Uzun süre fırsat kolladıktan sonra korona virüs 19’u tenha da kıstırdım. Kaçma şansı olmadığını anlayınca:
-Tamam Kamil abim, daha fazla yaklaşma, bilirsin sana hörmeimiz vardır, lütfen 1,5 metre, birkaç adım, üç dört adım, üç ya da beş metre uzaktan sor sorularını!
-Hangisi doğru diye şaşaladım.
-Ne bileyin abi, ben sadece televizyonda, basında önerilen mesafeleri sıraladım, sen seç birini dedi. Hemen sorularımı sıralamaya başaldım:
-Ulan Korona! Nedir bu millete ettiğin zulüm?

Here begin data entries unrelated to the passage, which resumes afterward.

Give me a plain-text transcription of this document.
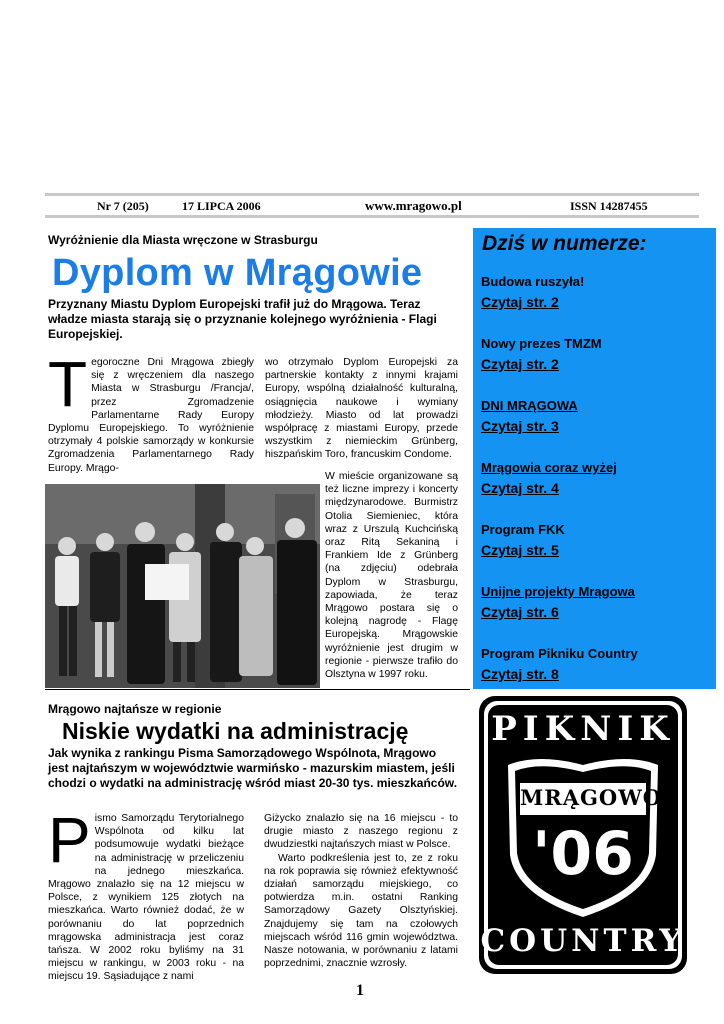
Nr 7 (205)	17 LIPCA 2006	www.mragowo.pl	ISSN 14287455
Wyróżnienie dla Miasta wręczone w Strasburgu
Dyplom w Mrągowie

Przyznany Miastu Dyplom Europejski trafił już do Mrągowa. Teraz władze miasta starają się o przyznanie kolejnego wyróżnienia - Flagi Europejskiej.

T egoroczne Dni Mrągowa zbiegły się z wręczeniem dla naszego Miasta w Strasburgu /Francja/, przez Zgromadzenie Parlamentarne Rady Europy Dyplomu Europejskiego. To wyróżnienie otrzymały 4 polskie samorządy w konkursie Zgromadzenia Parlamentarnego Rady Europy. Mrągo-

wo otrzymało Dyplom Europejski za partnerskie kontakty z innymi krajami Europy, wspólną działalność kulturalną, osiągnięcia naukowe i wymiany młodzieży. Miasto od lat prowadzi współpracę z miastami Europy, przede wszystkim z niemieckim Grünberg, hiszpańskim Toro, francuskim Condome.

W mieście organizowane są też liczne imprezy i koncerty międzynarodowe. Burmistrz Otolia Siemieniec, która wraz z Urszulą Kuchcińską oraz Ritą Sekaniną i Frankiem Ide z Grünberg (na zdjęciu) odebrała Dyplom w Strasburgu, zapowiada, że teraz Mrągowo postara się o kolejną nagrodę - Flagę Europejską. Mrągowskie wyróżnienie jest drugim w regionie - pierwsze trafiło do Olsztyna w 1997 roku.

Mrągowo najtańsze w regionie
Niskie wydatki na administrację

Jak wynika z rankingu Pisma Samorządowego Wspólnota, Mrągowo jest najtańszym w województwie warmińsko - mazurskim miastem, jeśli chodzi o wydatki na administrację wśród miast 20-30 tys. mieszkańców.

P ismo Samorządu Terytorialnego Wspólnota od kilku lat podsumowuje wydatki bieżące na administrację w przeliczeniu na jednego mieszkańca. Mrągowo znalazło się na 12 miejscu w Polsce, z wynikiem 125 złotych na mieszkańca. Warto również dodać, że w porównaniu do lat poprzednich mrągowska administracja jest coraz tańsza. W 2002 roku byliśmy na 31 miejscu w rankingu, w 2003 roku - na miejscu 19. Sąsiadujące z nami
Giżycko znalazło się na 16 miejscu - to drugie miasto z naszego regionu z dwudziestki najtańszych miast w Polsce.
Warto podkreślenia jest to, ze z roku na rok poprawia się również efektywność działań samorządu miejskiego, co potwierdza m.in. ostatni Ranking Samorządowy Gazety Olsztyńskiej. Znajdujemy się tam na czołowych miejscach wśród 116 gmin województwa. Nasze notowania, w porównaniu z latami poprzednimi, znacznie wzrosły.
Dziś w numerze:
Budowa ruszyła!
Czytaj str. 2
Nowy prezes TMZM
Czytaj str. 2
DNI MRĄGOWA
Czytaj str. 3
Mrągowia coraz wyżej
Czytaj str. 4
Program FKK
Czytaj str. 5
Unijne projekty Mrągowa
Czytaj str. 6
Program Pikniku Country
Czytaj str. 8
PIKNIK
MRĄGOWO
'06
COUNTRY
1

-Abi benim suçum ne? Benden korunmanın yolları ne pek? El yıkama… Daha önce ellerinizi yıkamanız gerekmiyor muydu? Kirli ellerinizi, ağzınıza, gözünüze sürmemek! Peki daha öncedem kirli parmağınız ağzınızda, burnunuzda, gözünüzde gezmenizin alemi var mıydı? Onun bunun suratına öksürüp hapşırmamak! Daha önce böyle bir hakkınız var mıydı?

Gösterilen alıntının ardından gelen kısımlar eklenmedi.